6. VOTING PROCEDURES 

a) Each member, except the Chairperson, shall be entitled to one vote and, in the event of a tie, the Chairperson shall have a casting vote. 

b) Every member entitled to vote, but unable to be present at a meeting, may nominate another member as proxy. The proxy shall be submitted to the Chairperson in writing and is revocable at the discretion of the member executing the vote. 

c) Determination of the following issues shall require a two-thirds majority of voting members present or represented by proxy. 
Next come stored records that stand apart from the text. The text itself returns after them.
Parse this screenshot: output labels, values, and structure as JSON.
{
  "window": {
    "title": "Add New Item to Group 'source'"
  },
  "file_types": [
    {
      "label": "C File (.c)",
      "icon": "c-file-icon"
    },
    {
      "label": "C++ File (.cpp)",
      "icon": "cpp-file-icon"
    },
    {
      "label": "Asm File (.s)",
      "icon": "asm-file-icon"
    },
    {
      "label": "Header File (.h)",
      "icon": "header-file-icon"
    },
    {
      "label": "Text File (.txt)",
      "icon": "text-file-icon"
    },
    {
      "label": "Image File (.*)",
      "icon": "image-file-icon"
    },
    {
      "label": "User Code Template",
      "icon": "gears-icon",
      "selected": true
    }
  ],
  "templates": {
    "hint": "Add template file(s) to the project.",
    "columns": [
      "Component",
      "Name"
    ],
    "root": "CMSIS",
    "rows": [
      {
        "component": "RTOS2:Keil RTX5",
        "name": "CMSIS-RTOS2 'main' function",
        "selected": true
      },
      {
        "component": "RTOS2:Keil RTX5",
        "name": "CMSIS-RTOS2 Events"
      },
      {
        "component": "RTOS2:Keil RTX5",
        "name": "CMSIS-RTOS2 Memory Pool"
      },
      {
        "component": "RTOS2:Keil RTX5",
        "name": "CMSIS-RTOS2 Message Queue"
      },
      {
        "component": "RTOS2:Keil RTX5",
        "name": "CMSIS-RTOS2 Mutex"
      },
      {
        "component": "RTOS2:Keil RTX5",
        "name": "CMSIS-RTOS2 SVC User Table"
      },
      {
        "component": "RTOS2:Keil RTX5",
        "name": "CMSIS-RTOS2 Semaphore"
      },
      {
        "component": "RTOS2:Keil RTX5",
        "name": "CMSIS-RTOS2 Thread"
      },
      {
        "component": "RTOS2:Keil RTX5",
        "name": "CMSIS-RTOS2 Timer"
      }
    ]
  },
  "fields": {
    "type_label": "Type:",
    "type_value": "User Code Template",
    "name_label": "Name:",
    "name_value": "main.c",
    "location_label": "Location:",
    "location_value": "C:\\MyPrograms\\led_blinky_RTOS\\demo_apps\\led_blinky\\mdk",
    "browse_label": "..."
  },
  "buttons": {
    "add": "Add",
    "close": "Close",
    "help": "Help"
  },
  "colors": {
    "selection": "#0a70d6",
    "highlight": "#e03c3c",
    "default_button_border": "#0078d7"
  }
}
i) Amendment of the Constitution

ii) Confirmation of new members

iii) Termination of membership 

iv) Other matters considered to be of sufficient concern to the Corporation by the members present 

v) Election of the Executive

vi) Change in annual membership dues. 

d) Where a majority, but less than two thirds, of the membership present or represented by proxy is in favor of an issue requiring a two-thirds majority, the Executive may conduct a ballot of all members. 

7. VISITORS 

a) With the approval of the Chairperson, any member may extend an invitation to a suitable person to attend a meeting as a visitor or observer. 

8. DISSOLUTION 

a) Any member may propose dissolution of the Corporation, provided the proposal is circulated to all members at least three months prior to a General or Special Meeting. 

b) Dissolution of the Corporation shall require a minimum of 60% of the members present and members represented by proxy. 

c) Should the motion for dissolution be accepted, the Executive, or a new Executive appointed at that meeting by simple majority, shall take action to distribute the remaining assets of the Corporation in accordance with the specific directions of the meeting taking into consideration Article 1(e). 

9. BY-LAWS 

The Corporation may not make by-laws inconsistent with the Articles.